(March 17, 2009, Bloomberg)

Mexico plans to tackle a chronic shortage of clean water by building an $800 million purification plant for its sprawling capital city of 20 million inhabitants.

The facility to treat 23 cubic meters (6,076 gallons) of rain and runoff each second will be announced for bid on March 31 by Conagua, the nation’s water authority, General Manager Jose Luis Luege Tamargo said in an interview yesterday.

The world’s supply of fresh water has shrunk as aquifers and waterways, including the Colorado River in the U.S., are drawn down by farmers, parched cities or water-intensive industries such as mining. The Mexican economy, Latin America’s second- largest, has failed to keep pace, and its water supplies per inhabitant have dropped by more than 75 percent since 1950.

“We are investing all we can to manage this resource,” Tamargo said in Istanbul where he attended the international World Water Forum. “Saving water is a priority.”

The triennial conference, run by the Marseille, France-based World Water Council, brings together officials from environmental groups, governments, academia and water agencies for a week of debate on solutions to water issues.

“Virtually any of the big Spanish construction companies could do this job,” said Rafael Fernandez, an analyst at Caja Madrid Bolsa in Madrid. Actividades de Construccion y Servicios SA, Acciona SA, Sacyr Vallehermoso SA, Fomento de Construcciones y Contratas SA, Obrascon Huarte Lain SA and Paris-based Veolia Environnement SA “all have the expertise.”

$1.3 Billion Project

Sacyr and FCC would be interested in possible bids, said spokesmen who declined to be identified under company policy. ACS said it was too early to comment. Representatives from the other builders, all headquartered in Madrid except for FCC, weren’t immediately available. Barcelona-based FCC has forecast revenue of 5.35 billion euros ($6.95 billion) from water services and trash collection in 2010.

The Mexico contract, to be awarded in June, is part of a larger plan that includes $1.3 billion of pipes to collect rainwater and runoff to be installed by 2012, Tamargo said.

Under terms for the new water plant, the builder will be the operator for 30 years. Domestic companies and those from Spain, France and the U.S. have expressed interest in the project, Tamargo said, providing no names.

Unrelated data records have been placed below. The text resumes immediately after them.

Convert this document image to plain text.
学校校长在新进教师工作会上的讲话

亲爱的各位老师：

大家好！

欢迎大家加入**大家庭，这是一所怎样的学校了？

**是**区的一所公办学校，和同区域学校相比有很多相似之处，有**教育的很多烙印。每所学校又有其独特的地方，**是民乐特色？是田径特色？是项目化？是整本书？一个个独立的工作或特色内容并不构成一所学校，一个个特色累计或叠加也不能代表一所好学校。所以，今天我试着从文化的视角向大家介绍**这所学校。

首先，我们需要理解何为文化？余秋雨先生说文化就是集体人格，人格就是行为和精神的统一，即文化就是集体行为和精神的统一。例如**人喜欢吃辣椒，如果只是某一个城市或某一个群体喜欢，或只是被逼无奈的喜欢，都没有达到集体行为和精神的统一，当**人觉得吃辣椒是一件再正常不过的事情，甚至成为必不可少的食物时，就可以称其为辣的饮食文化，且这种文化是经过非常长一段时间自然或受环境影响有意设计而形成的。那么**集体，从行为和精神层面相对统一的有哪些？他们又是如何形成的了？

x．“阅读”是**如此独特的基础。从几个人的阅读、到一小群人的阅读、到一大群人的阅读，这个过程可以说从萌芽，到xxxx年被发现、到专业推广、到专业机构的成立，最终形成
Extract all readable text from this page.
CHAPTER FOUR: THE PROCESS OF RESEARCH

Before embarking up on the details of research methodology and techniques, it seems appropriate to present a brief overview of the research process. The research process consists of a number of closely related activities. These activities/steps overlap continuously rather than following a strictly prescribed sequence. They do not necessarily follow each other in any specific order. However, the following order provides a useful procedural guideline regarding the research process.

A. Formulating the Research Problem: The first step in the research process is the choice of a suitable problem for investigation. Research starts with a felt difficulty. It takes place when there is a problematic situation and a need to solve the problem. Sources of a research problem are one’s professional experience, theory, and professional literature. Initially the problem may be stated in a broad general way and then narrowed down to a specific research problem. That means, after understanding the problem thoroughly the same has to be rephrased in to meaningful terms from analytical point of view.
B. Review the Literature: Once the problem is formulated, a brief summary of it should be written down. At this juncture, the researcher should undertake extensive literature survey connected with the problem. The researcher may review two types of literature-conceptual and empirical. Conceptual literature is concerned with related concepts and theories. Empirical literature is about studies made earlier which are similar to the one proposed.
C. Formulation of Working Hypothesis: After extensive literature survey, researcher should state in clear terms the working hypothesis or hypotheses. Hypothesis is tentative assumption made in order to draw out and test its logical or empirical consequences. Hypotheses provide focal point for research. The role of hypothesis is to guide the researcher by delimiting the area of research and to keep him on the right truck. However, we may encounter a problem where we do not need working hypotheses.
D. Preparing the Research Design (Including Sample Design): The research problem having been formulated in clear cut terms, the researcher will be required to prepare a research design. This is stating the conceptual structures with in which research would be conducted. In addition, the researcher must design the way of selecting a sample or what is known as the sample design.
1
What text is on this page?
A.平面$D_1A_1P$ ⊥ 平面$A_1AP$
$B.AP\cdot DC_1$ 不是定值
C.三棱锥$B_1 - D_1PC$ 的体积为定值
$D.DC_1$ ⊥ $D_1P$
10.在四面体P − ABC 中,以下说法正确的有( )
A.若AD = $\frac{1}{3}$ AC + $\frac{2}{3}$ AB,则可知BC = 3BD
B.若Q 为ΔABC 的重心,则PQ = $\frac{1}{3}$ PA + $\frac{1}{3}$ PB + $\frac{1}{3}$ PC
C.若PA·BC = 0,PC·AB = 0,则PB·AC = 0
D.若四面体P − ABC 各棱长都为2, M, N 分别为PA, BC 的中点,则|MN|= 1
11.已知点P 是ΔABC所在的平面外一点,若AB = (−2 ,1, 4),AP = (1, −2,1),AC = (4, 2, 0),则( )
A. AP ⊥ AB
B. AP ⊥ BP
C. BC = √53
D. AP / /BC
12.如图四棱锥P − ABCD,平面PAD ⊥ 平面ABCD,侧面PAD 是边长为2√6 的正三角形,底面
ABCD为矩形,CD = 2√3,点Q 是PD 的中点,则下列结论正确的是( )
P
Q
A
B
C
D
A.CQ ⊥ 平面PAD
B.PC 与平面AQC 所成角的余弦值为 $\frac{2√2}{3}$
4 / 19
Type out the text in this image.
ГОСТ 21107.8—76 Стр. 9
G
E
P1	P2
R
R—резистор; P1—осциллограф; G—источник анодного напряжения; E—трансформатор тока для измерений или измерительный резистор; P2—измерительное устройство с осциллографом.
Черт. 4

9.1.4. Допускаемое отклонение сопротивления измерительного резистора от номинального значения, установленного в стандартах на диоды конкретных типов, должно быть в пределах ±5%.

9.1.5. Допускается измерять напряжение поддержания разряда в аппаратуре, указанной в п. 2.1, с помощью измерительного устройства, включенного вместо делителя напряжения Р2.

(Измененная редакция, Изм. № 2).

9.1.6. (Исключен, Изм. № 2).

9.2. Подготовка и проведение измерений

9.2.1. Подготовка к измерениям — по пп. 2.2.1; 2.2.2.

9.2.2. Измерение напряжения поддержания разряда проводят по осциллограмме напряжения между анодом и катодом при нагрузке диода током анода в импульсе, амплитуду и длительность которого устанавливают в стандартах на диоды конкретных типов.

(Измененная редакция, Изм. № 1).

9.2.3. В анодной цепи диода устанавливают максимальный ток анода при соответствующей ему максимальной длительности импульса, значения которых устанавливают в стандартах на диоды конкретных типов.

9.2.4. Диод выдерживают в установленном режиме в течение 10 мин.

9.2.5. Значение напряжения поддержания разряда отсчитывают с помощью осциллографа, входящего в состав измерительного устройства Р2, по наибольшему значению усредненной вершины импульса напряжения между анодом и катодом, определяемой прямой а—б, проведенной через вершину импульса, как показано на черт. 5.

Companies are making money from new demand for purification services. General Electric Co., of Fairfield, Connecticut, opened Africa’s largest desalination plant last year, in Algeria. Acciona won a treatment contract in February in Australia. The order was valued at about 700 million euros, with partners including United Utilities Plc of Warrington, U.K.

Water, Poverty

Officials at GE weren’t immediately available to comment.

Protecting supplies, especially in countries where shortages are leading to conflict and increased levels of poverty, is being debated by officials from around the world meeting this week in Istanbul, Turkey’s largest city. Two-thirds of the world will face water shortages by 2025, according to a forecast by the International Union for Conservation of Nature, of Gland, Switzerland.

“There’s a growing awareness that the world is using a lot of water, but we are not even close to really dealing with water scarcity and security,” said Sergey Moroz, a water-policy expert at the World Wildlife Fund of Washington.

Conagua, based in Mexico City, is also planning to upgrade parts of Mexico’s irrigation network, the world’s sixth-largest, with $2 billion of spending by 2012 to improve the distribution system for 1.2 million hectares (3 million acres) of land. The southern neighbor of the U.S. has 6.46 million hectares of irrigated land, making agriculture the largest consumer of water in the country of 112 million people.

Supplies Shrink

Mexico’s per capita water availability declined to 4,312 cubic meters in 2007 from 18,035 cubic meters in 1950, with some regions, including parts of the Pacific coast in Baja California, reaching “alarmingly low” levels, Conagua said in a report last year on the state of water resources in Mexico.

The Latin American nation is divided into 13 hydrological administrative regions, ranging from arid in the north along the border with the U.S. to humid in the southeast, which has abundant water.